This repository contains the data preprocessing pipelines, supervised fine-tuning (SFT) scripts, and evaluation framework used in the VectorGym benchmark paper.
VectorGym benchmarks large multimodal language models on SVG code generation tasks. The primary task is text-to-SVG: given a natural language description, generate valid, visually accurate SVG code.
The pipeline covers:
- Data annotation — generating captions for SVG images using a vision-language model
- Fine-tuning — LoRA-based SFT of Qwen2.5-VL-32B-Instruct
- Evaluation — multi-metric validation (L2, LPIPS, SSIM, FID, CLIP Score, DINO Score, token length)
svg-research/
├── configs/
│ ├── generation/
│ │ └── text2svg.yaml # Inference/validation config
│ └── sft/lora/qwen_2.5vl_instruct_32b/
│ └── text2svg_config.yaml # LoRA fine-tuning config
├── eval/
│ ├── metrics/ # Individual metric implementations
│ ├── svg_validator_base.py # Abstract validator base class
│ ├── svg_validator_hf.py # HuggingFace inference backend
│ ├── vllm_svg_validator.py # vLLM inference backend
│ └── validate.py # Validation CLI entry point
├── train/
│ ├── train.py # SFT training script
│ └── util.py # Model loading and data preprocessing
├── utils/
│ ├── annotate.py # SVG caption generation (vLLM)
│ ├── dataset_utils.py # Dataset splitting and Hub upload
│ ├── svg_util.py # SVG rendering and processing
│ └── utils.py # Shared helpers
├── scripts/
│ └── upload_lora_adapters.py # Upload adapters to Hugging Face Hub
└── pyproject.toml
Python >= 3.11 is required.
git clone https://github.com/alys28/svg-research.git
cd svg-research
pip install -e .For training with DeepSpeed and WandB logging:
pip install -e ".[train]"utils/annotate.py uses a vLLM-hosted vision-language model to generate natural language descriptions for SVG images. These captions serve as the text prompts during SFT.
utils/dataset_utils.py provides utilities for chunking large datasets and uploading splits to the Hugging Face Hub:
from utils.dataset_utils import split_into_one_repo, copy_splits_to_repoThe training data is hosted at svg-hub/svg-stack-annotated-sample.
Training uses TRL's SFTTrainer with LoRA (via PEFT) applied to all attention and MLP projection layers of Qwen2.5-VL-32B-Instruct.

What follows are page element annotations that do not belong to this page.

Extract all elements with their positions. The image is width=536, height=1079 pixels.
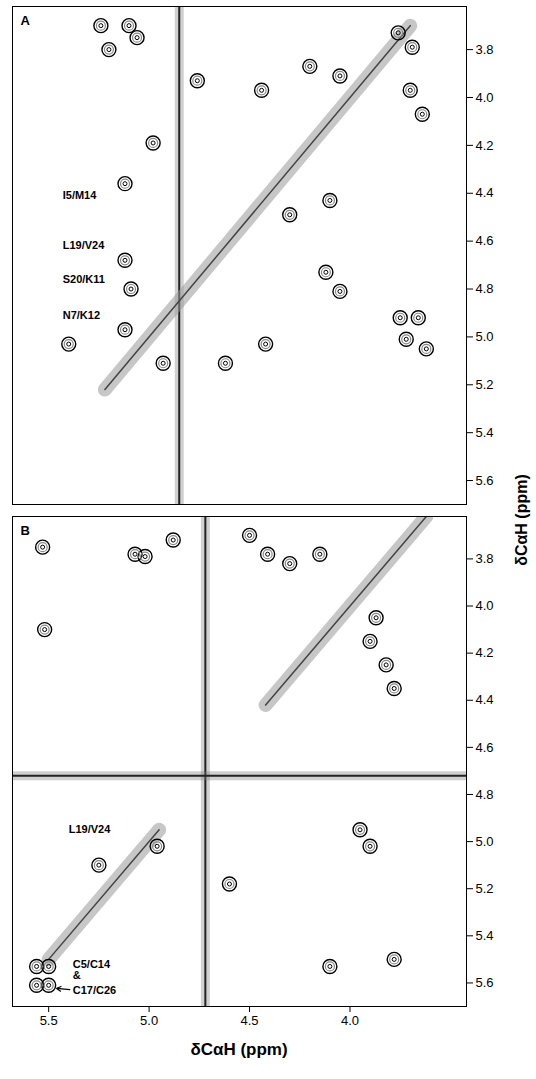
- svg-text:3.8: 3.8: [476, 42, 494, 57]
- svg-text:S20/K11: S20/K11: [63, 273, 105, 285]
- svg-text:L19/V24: L19/V24: [63, 239, 105, 251]
- svg-text:I5/M14: I5/M14: [63, 189, 98, 201]
- svg-text:4.6: 4.6: [476, 740, 494, 755]
- svg-text:5.6: 5.6: [476, 975, 494, 990]
- svg-text:4.2: 4.2: [476, 138, 494, 153]
- svg-text:&: &: [73, 969, 81, 981]
- svg-text:5.2: 5.2: [476, 377, 494, 392]
- svg-text:4.4: 4.4: [476, 692, 494, 707]
- svg-text:4.2: 4.2: [476, 645, 494, 660]
- svg-text:4.0: 4.0: [476, 598, 494, 613]
- svg-text:5.2: 5.2: [476, 881, 494, 896]
- svg-text:4.8: 4.8: [476, 787, 494, 802]
- svg-text:C5/C14: C5/C14: [73, 958, 111, 970]
- svg-text:5.4: 5.4: [476, 425, 494, 440]
- svg-text:N7/K12: N7/K12: [63, 309, 100, 321]
- svg-text:B: B: [21, 523, 30, 538]
- svg-text:5.0: 5.0: [140, 1013, 158, 1028]
- svg-text:5.0: 5.0: [476, 329, 494, 344]
- svg-text:5.6: 5.6: [476, 473, 494, 488]
- svg-text:4.8: 4.8: [476, 281, 494, 296]
- svg-text:3.8: 3.8: [476, 551, 494, 566]
- svg-text:4.6: 4.6: [476, 233, 494, 248]
- svg-text:5.4: 5.4: [476, 928, 494, 943]
- svg-text:5.0: 5.0: [476, 834, 494, 849]
- svg-text:4.0: 4.0: [476, 90, 494, 105]
- svg-text:L19/V24: L19/V24: [69, 823, 111, 835]
- svg-text:A: A: [21, 13, 31, 28]
- svg-text:4.4: 4.4: [476, 185, 494, 200]
- svg-text:4.5: 4.5: [241, 1013, 259, 1028]
- html-text:δCαH (ppm): δCαH (ppm): [190, 1040, 288, 1059]
- svg-text:5.5: 5.5: [40, 1013, 58, 1028]
- svg-text:4.0: 4.0: [341, 1013, 359, 1028]
- svg-text:C17/C26: C17/C26: [73, 984, 116, 996]
- html-text:δCαH (ppm): δCαH (ppm): [513, 474, 530, 566]
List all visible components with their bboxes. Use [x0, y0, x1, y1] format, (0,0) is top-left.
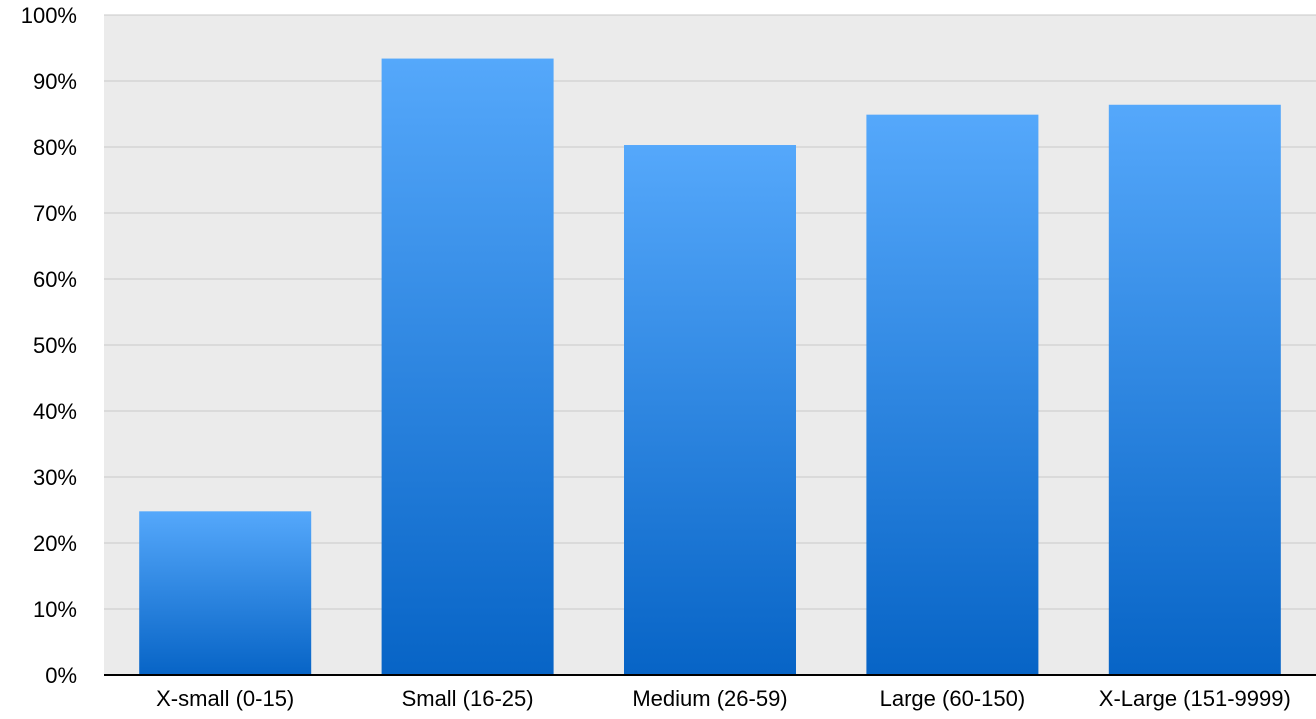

Edit configs/sft/lora/qwen_2.5vl_instruct_32b/text2svg_config.yaml to set training hyperparameters. Key defaults:
| Parameter | Value |
|---|---|
| Base model | Qwen/Qwen2.5-VL-32B-Instruct |
| LoRA rank | 64 |
| LoRA alpha | 32 |
| Learning rate | 5e-5 |
| Batch size (per device) | 4 |
| Gradient accumulation | 8 |
| Max sequence length | 16384 |
| Precision | bfloat16 |
| LR scheduler | cosine |
python train/train.py --config configs/sft/lora/qwen_2.5vl_instruct_32b/text2svg_config.yamlCheckpoints are saved every 250 steps. Training metrics (loss, gradient norm, learning rate) are logged to WandB and exported to plots/.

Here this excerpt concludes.